Low exports, more cultivation hit tomato growers

The spectre of low prices looms large even as the state stares at another bumper cultivation for the kharif crop.

Written by Partha Sarathi Biswas | Pune | Published: May 30, 2018 6:26:26 am
Tomato prices Prices had skyrocketed after July last year as supply was severely hit in the face of low availability of the produce. Express Photo By Partha Paul

Tomato growers are reeling from heavy losses, hit by low exports and higher produce as the vegetable is cultivated on more areas than before.

Tomato exports slumped in 2017-18 with India recording exports worth only Rs 107.21 crore compared to Rs 548.15 crore in 2016-17. Exports to Pakistan and Bangladesh, major destinations for Indian tomatoes, were especially hit. Last year, just about Rs 34 lakh worth of tomatoes were exported to Pakistan compared to Rs 368.45 crore in 2016-17. Exports to Bangladesh last year were just Rs 4.8 crore compared to Rs 66.69 crore in 2016-17.

Political tension between India and Pakistan led to the suspension of exports via land to Pakistan last year. Exports to Bangladesh were hit after it increased the import duty on agricultural products to an whopping 48 per cent. In Maharashtra, Junnar taluka and neighbouring areas in Pune district are the major growers of rabi tomato, which feeds the markets from March till August. After that, tomatoes from Niphad, Satana and other areas in Nashik district feed the market and stay till around February.
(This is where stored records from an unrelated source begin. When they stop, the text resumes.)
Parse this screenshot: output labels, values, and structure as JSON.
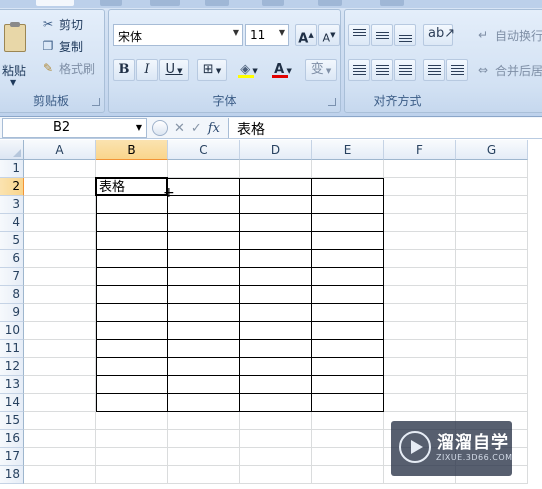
{
  "ribbon": {
    "clipboard": {
      "paste_label": "粘贴",
      "cut_label": "剪切",
      "copy_label": "复制",
      "format_painter_label": "格式刷",
      "group_label": "剪贴板"
    },
    "font": {
      "font_name": "宋体",
      "font_size": "11",
      "grow_label": "A",
      "shrink_label": "A",
      "bold_label": "B",
      "italic_label": "I",
      "underline_label": "U",
      "font_color_label": "A",
      "phonetic_label": "变",
      "group_label": "字体"
    },
    "alignment": {
      "wrap_text_label": "自动换行",
      "merge_center_label": "合并后居",
      "group_label": "对齐方式"
    }
  },
  "formula_bar": {
    "name_box": "B2",
    "fx_label": "fx",
    "formula_value": "表格"
  },
  "grid": {
    "columns": [
      "A",
      "B",
      "C",
      "D",
      "E",
      "F",
      "G"
    ],
    "rows": [
      "1",
      "2",
      "3",
      "4",
      "5",
      "6",
      "7",
      "8",
      "9",
      "10",
      "11",
      "12",
      "13",
      "14",
      "15",
      "16",
      "17",
      "18"
    ],
    "active_cell": "B2",
    "cells": {
      "B2": "表格"
    }
  },
  "watermark": {
    "title": "溜溜自学",
    "url": "ZIXUE.3D66.COM"
  }
}
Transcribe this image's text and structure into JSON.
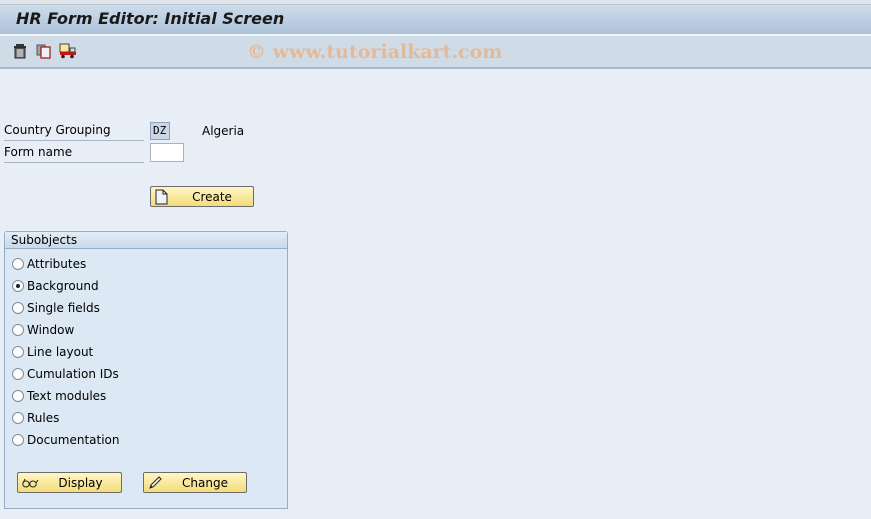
{
  "window": {
    "title": "HR Form Editor: Initial Screen"
  },
  "toolbar": {
    "items": [
      {
        "name": "delete",
        "icon": "trash-icon"
      },
      {
        "name": "copy",
        "icon": "copy-icon"
      },
      {
        "name": "transport",
        "icon": "truck-icon"
      }
    ],
    "watermark": "© www.tutorialkart.com"
  },
  "form": {
    "country_grouping_label": "Country Grouping",
    "country_grouping_value": "DZ",
    "country_grouping_text": "Algeria",
    "form_name_label": "Form name",
    "form_name_value": "",
    "create_button": "Create"
  },
  "subobjects": {
    "title": "Subobjects",
    "options": [
      {
        "label": "Attributes",
        "checked": false
      },
      {
        "label": "Background",
        "checked": true
      },
      {
        "label": "Single fields",
        "checked": false
      },
      {
        "label": "Window",
        "checked": false
      },
      {
        "label": "Line layout",
        "checked": false
      },
      {
        "label": "Cumulation IDs",
        "checked": false
      },
      {
        "label": "Text modules",
        "checked": false
      },
      {
        "label": "Rules",
        "checked": false
      },
      {
        "label": "Documentation",
        "checked": false
      }
    ],
    "display_button": "Display",
    "change_button": "Change"
  }
}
Prices had skyrocketed after July last year as supply was severely hit in the face of low availability of the produce. Farmers in Junnar had stopped using fertilisers and insecticides after March due to lower realisations. The wholesale market at Narayangaon in Junnar and at Pimpalgaon in Nashik are the major tomato markets for rabi and karif crops respectively.

This year, Junnar farmers had failed to recover their expenses as till about late May they had to sell the vegetable at Rs 2-3 per kg. Traders had blamed the suspension of trade with Pakistan and Bangladesh for the bloodbath in the wholesale markets. Besides, instead of the customary 30,000 acres of plantation, this year Junnar and its neighbouring area had seen tomato cultivation on over 40,000 acres.

The spectre of low prices looms large even as the state stares at another bumper cultivation for the kharif crop.